As soils play out, aquifers shrink, climate warms and energy prices rise, Newton calculates, the nation needs 100 million new farmers – including the smallest of growers. It’s all in a book he co-wrote, “A Nation of Farmers,” that came out in April.

By growing intensively, experts say, it’s possible to earn a living from just a few acres. What takes getting used to, Hinckley says, are the whims of weather, constantly changing market prices and months of labor before the first check arrives.

“I’ve never had one crop make me the most money two years in a row,” he says.

Cabarrus leaders began community conversations about agriculture some 18 months ago, says county extension director Debbie Bost. “We can’t sustain ourselves if we can’t feed ourselves,” she says.

The county worked with UNC Charlotte’s Urban Institute on a study of foods produced in the county. In late 2007, a couple of hundred farm folk who crowded into a town hall meeting quickly identified some problems.


Farms are being lost to development, they said, and the farm community itself is graying. The average age of a Cabarrus farmer is 59.

And while beef cattle are the county’s largest agricultural product, Cabarrus has no “kill floor” to slaughter livestock, in part because of complex environmental regulations. Farmers have to haul their stock elsewhere.

That absence illustrates the ability to process local foods that’s been lost to globalization, Creamer says. As more food arrives pre-packaged from distant places, she says, it’s common for schools to have no kitchens and a beef-producing county like Cabarrus to have no slaughterhouse.

“There’s a lot of interest in North Carolina on the local food economy,” Creamer says, “but a lot of it is broken.”

Cabarrus is a state model for its commitment to local food, she says.

County commissioners have invested $175,000 in a new kill floor for which it got a state grant. They plan to create a food-policy council and a marketing plan for local farmers, and will require caterers for county functions to make local foods at least 10 percent of their meals.


The county, in collaboration with N.C. Cooperative Extension, also contributed $225,000 to develop the farm park on 32 acres southeast of Concord that a local woman had bequeathed for an undeveloped, passive county park. Along with $150,000 from the Cannon Foundation, it was enough to install a greenhouse and buy a tractor and other equipment.

A similar farm incubator is in its second year in Orange County, near Raleigh, among a handful nationwide.

A waiting list has already formed for would-be farmers at the Lomax incubator.

Among the first nine “participant farmers” are a stay-at-home mom, a banker nearing retirement and a volunteer intent on supplying food to the homeless at Charlotte’s Urban Ministry Center. Most are home gardeners, but none had grown on a commercial scale.

Before they first turned dirt, they went through nine weeks of basic training, from building soil to buying insurance to handling finances.

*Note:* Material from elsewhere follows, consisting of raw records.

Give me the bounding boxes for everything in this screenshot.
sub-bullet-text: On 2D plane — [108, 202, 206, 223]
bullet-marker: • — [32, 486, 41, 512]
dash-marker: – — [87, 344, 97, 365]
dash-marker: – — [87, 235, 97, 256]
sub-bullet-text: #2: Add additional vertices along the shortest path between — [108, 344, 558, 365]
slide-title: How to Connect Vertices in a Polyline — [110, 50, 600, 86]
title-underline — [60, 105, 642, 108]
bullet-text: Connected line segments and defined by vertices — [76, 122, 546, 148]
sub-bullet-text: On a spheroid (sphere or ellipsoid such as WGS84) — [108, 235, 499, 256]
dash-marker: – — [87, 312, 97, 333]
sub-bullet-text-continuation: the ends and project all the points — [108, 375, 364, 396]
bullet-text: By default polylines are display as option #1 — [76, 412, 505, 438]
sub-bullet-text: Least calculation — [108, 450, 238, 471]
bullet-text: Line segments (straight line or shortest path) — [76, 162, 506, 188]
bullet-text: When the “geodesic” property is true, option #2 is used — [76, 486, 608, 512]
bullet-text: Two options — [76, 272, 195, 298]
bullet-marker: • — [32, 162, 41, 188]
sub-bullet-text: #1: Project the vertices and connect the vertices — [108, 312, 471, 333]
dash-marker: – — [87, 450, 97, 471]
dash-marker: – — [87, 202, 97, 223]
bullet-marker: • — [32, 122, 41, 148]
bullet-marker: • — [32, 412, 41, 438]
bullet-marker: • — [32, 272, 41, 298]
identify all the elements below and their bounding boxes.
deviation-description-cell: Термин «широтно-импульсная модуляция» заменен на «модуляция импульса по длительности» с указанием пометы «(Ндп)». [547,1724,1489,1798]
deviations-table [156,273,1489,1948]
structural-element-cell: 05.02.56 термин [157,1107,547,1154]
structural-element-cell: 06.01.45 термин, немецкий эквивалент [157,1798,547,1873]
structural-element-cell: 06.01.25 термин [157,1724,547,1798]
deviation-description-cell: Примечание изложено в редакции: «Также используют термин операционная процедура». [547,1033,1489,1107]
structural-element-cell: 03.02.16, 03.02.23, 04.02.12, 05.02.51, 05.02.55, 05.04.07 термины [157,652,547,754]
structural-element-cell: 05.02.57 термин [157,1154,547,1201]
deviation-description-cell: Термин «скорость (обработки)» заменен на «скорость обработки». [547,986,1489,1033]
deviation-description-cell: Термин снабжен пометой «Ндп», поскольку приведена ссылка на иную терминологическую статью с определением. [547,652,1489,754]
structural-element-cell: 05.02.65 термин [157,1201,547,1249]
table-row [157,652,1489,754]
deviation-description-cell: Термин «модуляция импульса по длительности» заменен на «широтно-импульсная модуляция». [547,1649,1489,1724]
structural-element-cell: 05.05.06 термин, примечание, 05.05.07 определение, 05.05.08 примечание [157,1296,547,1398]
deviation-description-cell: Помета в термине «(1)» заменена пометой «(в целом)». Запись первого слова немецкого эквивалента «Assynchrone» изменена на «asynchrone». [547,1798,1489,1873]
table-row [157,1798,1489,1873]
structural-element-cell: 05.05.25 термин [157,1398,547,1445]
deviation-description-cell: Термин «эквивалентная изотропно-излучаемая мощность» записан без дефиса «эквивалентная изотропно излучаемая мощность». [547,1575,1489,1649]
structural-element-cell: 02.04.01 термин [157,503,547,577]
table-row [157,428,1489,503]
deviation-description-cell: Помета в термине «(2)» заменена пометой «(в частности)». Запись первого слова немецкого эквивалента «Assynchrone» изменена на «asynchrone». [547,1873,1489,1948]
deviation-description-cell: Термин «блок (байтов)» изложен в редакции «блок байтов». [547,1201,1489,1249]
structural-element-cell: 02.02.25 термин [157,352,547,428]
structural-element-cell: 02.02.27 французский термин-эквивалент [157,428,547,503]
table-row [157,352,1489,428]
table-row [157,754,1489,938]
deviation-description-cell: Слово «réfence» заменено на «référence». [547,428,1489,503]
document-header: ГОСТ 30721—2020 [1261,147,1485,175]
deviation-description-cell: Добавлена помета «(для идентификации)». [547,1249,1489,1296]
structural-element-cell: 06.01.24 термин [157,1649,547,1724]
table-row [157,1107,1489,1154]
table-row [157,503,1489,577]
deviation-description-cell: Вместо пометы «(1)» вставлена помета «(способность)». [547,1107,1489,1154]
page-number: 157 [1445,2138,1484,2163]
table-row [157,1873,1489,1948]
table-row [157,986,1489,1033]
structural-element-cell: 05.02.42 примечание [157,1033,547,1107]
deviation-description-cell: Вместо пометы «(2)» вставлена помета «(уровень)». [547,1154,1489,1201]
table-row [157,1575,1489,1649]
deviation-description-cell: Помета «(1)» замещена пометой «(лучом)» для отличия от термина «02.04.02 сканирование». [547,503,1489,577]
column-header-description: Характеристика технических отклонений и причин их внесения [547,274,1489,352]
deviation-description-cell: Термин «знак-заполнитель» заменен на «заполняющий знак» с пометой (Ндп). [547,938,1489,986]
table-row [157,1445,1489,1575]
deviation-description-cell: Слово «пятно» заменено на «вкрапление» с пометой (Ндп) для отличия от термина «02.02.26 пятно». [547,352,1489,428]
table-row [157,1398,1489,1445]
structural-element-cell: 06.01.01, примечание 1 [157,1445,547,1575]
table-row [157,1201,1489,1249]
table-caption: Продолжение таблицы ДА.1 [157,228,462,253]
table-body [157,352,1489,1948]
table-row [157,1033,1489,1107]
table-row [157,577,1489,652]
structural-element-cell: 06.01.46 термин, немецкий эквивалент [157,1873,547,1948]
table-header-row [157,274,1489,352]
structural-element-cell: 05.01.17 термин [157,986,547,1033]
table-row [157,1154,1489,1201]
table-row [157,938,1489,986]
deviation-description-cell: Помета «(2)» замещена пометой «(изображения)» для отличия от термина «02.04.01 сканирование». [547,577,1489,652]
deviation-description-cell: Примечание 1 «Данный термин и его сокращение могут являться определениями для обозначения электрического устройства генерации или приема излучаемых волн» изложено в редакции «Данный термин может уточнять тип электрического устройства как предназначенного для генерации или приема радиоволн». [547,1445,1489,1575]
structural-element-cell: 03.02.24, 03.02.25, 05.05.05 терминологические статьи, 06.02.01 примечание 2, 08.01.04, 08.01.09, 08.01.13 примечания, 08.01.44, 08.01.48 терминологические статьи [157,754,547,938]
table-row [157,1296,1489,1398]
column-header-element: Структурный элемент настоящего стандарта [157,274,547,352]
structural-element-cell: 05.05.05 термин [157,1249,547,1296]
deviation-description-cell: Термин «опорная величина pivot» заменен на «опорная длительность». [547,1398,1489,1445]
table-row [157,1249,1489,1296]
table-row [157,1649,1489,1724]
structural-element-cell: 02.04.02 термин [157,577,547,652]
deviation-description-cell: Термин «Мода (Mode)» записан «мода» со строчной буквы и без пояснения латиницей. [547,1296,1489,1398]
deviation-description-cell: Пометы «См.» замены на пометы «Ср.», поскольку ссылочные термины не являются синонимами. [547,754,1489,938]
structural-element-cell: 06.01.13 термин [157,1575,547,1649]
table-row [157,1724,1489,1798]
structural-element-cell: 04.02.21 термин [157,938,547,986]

“This is not about just learning to make a farm,” says Bost, the extension agent, who herself raises lambs and goats. “This is how to make a living from it.”


On the first hot day of June, sweat beads the red beard of Eric Williamson, 33, who is a quarter of the way through hoeing 23 rows of foot-high corn, beans and chard. A red Tractor Supply Co. cap deflects the sun. His dirty gray Duke basketball T-shirt is soaked.

Each row is 216 feet long, and each has to be worked twice, on either side of the plants. Williamson works backward, his freshly sharpened hoe chop-chopping four or five strokes at each plant.

A neighbor of Newton’s in Concord, Williamson graduated from N.C. State and has worked in restaurants and construction.

“I like seeing the results of my work at the end of the day,” he says. “You get done with 46 rows of this and it’s work, but it’s not the same.”

In their fledgling partnership, Hinckley brings expertise and Newton marketing skills while Williamson handles the books.

“But we’ll all have a hoe in our hands before the day is done,” Williamson says.